3.2 Pengawetan Biologis
Pengawetan ikan kadang dilakukan dengan memberikan ragi. Ragi ialah sel-sel
hidup yang diberikan pada ikan untuk merubah karbohidrat menjadi alkohol. Sel ragi
akan menghasilkan enzim yang menjadi katalisator biologis dalam membantu
berbagai reaksi biokimia, termasuk untuk merubah karbohidrat.
Pengawetan secara biologis ini relatif jarang dilakukan pada tatanan praktis.
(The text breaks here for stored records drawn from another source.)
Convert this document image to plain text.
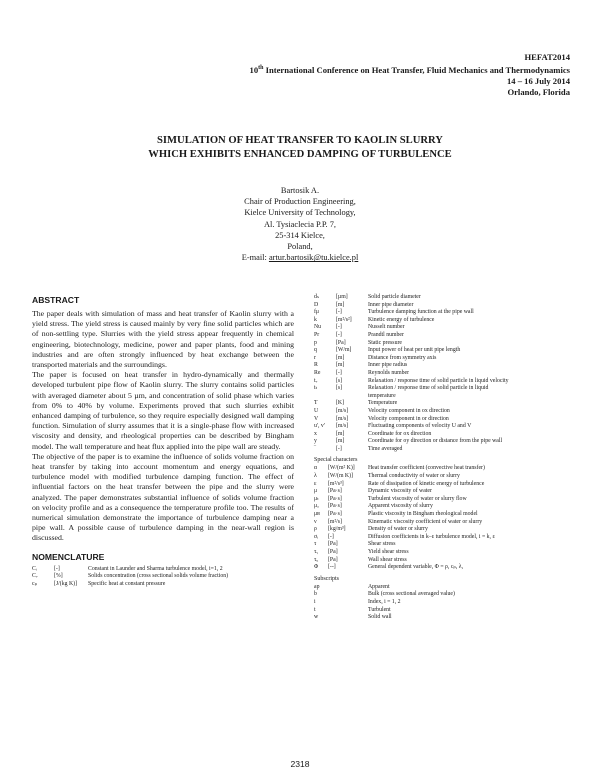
HEFAT2014
10th International Conference on Heat Transfer, Fluid Mechanics and Thermodynamics
14 – 16 July 2014
Orlando, Florida
SIMULATION OF HEAT TRANSFER TO KAOLIN SLURRY
WHICH EXHIBITS ENHANCED DAMPING OF TURBULENCE
Bartosik A.
Chair of Production Engineering,
Kielce University of Technology,
Al. Tysiaclecia P.P. 7,
25-314 Kielce,
Poland,
E-mail: artur.bartosik@tu.kielce.pl
ABSTRACT

The paper deals with simulation of mass and heat transfer of Kaolin slurry with a yield stress. The yield stress is caused mainly by very fine solid particles which are of non-settling type. Slurries with the yield stress appear frequently in chemical engineering, biotechnology, medicine, power and paper plants, food and mining industries and are often strongly influenced by heat exchange between the transported materials and the surroundings.

The paper is focused on heat transfer in hydro-dynamically and thermally developed turbulent pipe flow of Kaolin slurry. The slurry contains solid particles with averaged diameter about 5 µm, and concentration of solid phase which varies from 0% to 40% by volume. Experiments proved that such slurries exhibit enhanced damping of turbulence, so they require especially designed wall damping function. Simulation of slurry assumes that it is a single-phase flow with increased viscosity and density, and rheological properties can be described by Bingham model. The wall temperature and heat flux applied into the pipe wall are steady.

The objective of the paper is to examine the influence of solids volume fraction on heat transfer by taking into account momentum and energy equations, and turbulence model with modified turbulence damping function. The effect of influential factors on the heat transfer between the pipe and the slurry were analyzed. The paper demonstrates substantial influence of solids volume fraction on velocity profile and as a consequence the temperature profile too. The results of numerical simulation demonstrate the importance of turbulence damping near a pipe wall. A possible cause of turbulence damping in the near-wall region is discussed.

NOMENCLATURE
Cᵢ	[-]	Constant in Launder and Sharma turbulence model, i=1, 2
Cᵥ	[%]	Solids concentration (cross sectional solids volume fraction)
cₚ	[J/(kg K)]	Specific heat at constant pressure
dₛ	[µm]	Solid particle diameter
D	[m]	Inner pipe diameter
fμ	[-]	Turbulence damping function at the pipe wall
k	[m²/s²]	Kinetic energy of turbulence
Nu	[-]	Nusselt number
Pr	[-]	Prandtl number
p	[Pa]	Static pressure
q	[W/m]	Input power of heat per unit pipe length
r	[m]	Distance from symmetry axis
R	[m]	Inner pipe radius
Re	[-]	Reynolds number
tᵥ	[s]	Relaxation / response time of solid particle in liquid velocity
tₜ	[s]	Relaxation / response time of solid particle in liquid
		temperature
T	[K]	Temperature
U	[m/s]	Velocity component in ox direction
V	[m/s]	Velocity component in or direction
u', v'	[m/s]	Fluctuating components of velocity U and V
x	[m]	Coordinate for ox direction
y	[m]	Coordinate for oy direction or distance from the pipe wall
‾	[-]	Time averaged
Special characters
α	[W/(m² K)]	Heat transfer coefficient (convective heat transfer)
λ	[W/(m K)]	Thermal conductivity of water or slurry
ε	[m²/s³]	Rate of dissipation of kinetic energy of turbulence
μ	[Pa·s]	Dynamic viscosity of water
μₜ	[Pa·s]	Turbulent viscosity of water or slurry flow
μₐ	[Pa·s]	Apparent viscosity of slurry
μʙ	[Pa·s]	Plastic viscosity in Bingham rheological model
ν	[m²/s]	Kinematic viscosity coefficient of water or slurry
ρ	[kg/m³]	Density of water or slurry
σᵢ	[-]	Diffusion coefficients in k–ε turbulence model, i = k, ε
τ	[Pa]	Shear stress
τᵧ	[Pa]	Yield shear stress
τᵤ	[Pa]	Wall shear stress
Φ	[--]	General dependent variable, Φ = ρ, cₚ, λ,
Subscripts
ap	Apparent
b	Bulk (cross sectional averaged value)
i	Index, i = 1, 2
t	Turbulent
w	Solid wall
2318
Walaupun kualitas ikan bisa dipertahankan, cita rasa ikan akan berubah dari kondisi
aslinya. Bagi orang yang tidak terbiasa, hasil dari pengawetan biologis sering ditolak
oleh konsumen.
Metode fermentasi yang paling umum digunakan ialah dengan menambahkan
bakteri asam laktat. Pada media yang tepat, fermentasi bakteri akan bekerja
menghasilkan asam-asam organik: asam laktat, asam asetat, asetaldehide dan
senyawa anti-mikroba yang menghambat pertumbuhan bakteri pembusukan. Media
bakteri yang sering ditambahkan ialah gula dan tepung (tapioka). Bakteri ini bekerja
pada kondisi anaerobik, sehingga ikan harus ditutup rapat dalam plastik atau stoples.
3.3 Pengawetan Kimiawi
Tipe pengawetan secara kimia yang paling umum dan mudah dilakukan ialah
dengan pemberian garam dapur (NaCl). Teknik ini sering dikombinasi dengan
pengeringan dan fermentasi sehingga menghasilkan ikan asin. Jika tidak
menggunakan fermentasi biologis, produk yang dihasilkan ialah berupa ikan asin
kering. Tipe pengawetan kimia sangat beragam. Sebagian besar pengawet tersebut
menggunakan bahan non alami, sehingga bisa menimbulkan dampak sampingan yang
relatif berbahaya bagi kesehatan manusia.
A. Asap Cair
Asap cair ialah suatu ekstrak dari bahan alami yang menghasilkan senyawa
anti-bakteri, anti-jamur dan dapat memperlambat penurunan kualitas ikan. Asap cair
pada dasarnya mengandung senyawa asam organik, karbonil, furan, alkohol, ester,
lakton, fenol dan polisiklik aromatik hidrokarbon. Gabungan senyawa ini secara
bersama mempunyai pengaruh bakterisidal.
Ikan yang masih segar dimasukkan ke dalam larutan asap cair (konsentrasi
10%) selama 30 menit. Jika disimpan pada suhu kamar, kualitas ikan bisa
dipertahankan sampai sekitar 24 jam. Namun jika dikombinasi dengan penyimpanan
suhu dingin, kualitas bisa dipertahankan sampai beberapa hari. Namun senyawa
polisiklik aromatik hidrokarbon (PAH) ternyata berbahaya untuk kesehatan, sehingga
aplikasi asap cair harus dilakukan secara hati-hati.
B. Nitrit & Nitrat
Pengawet jenis Nitrit dan Nitrat banyak tersedia dalam bentuk garam kalium
atau natrium nitrit. Kedua bahan ini berbentuk butiran dengan tingkat kelarutan yang
tinggi (pada media air). Kedua bahan ini dapat menghambat pertumbuhan bakteri
pada daging ikan. Namun daya awet dari kedua bahan ini relatif rendah atau tidak
7. Sasmito, B.B - FAKULTAS PERIKANAN & ILMU KELAUTAN
Page 7 of 9
Mata Kuliah PIKP/ SubSistem Pengolahan Hasil Perikanan 2012University of Brawijaya
berlangsung lama. Jumlah nitrit yang ditambahkan biasanya tidak melebihi 0,1% atau
1 gram per kilogram ikan. Pemberian nitrat melebihi 2 gram per kg bahan bisa
menyebabkan keracunan dan berbahaya bagi kesehatan manusia. Untuk mengatasi
keracunan tersebut maka pemakaian nitrit biasanya dicampur dengan nitrat dalam
jumlah yang sama. Nitrit tersebut akan diubah menjadi nitrat sedikit demi sedikit
sehingga jumlah nitrit di dalam daging tidak berlebihan.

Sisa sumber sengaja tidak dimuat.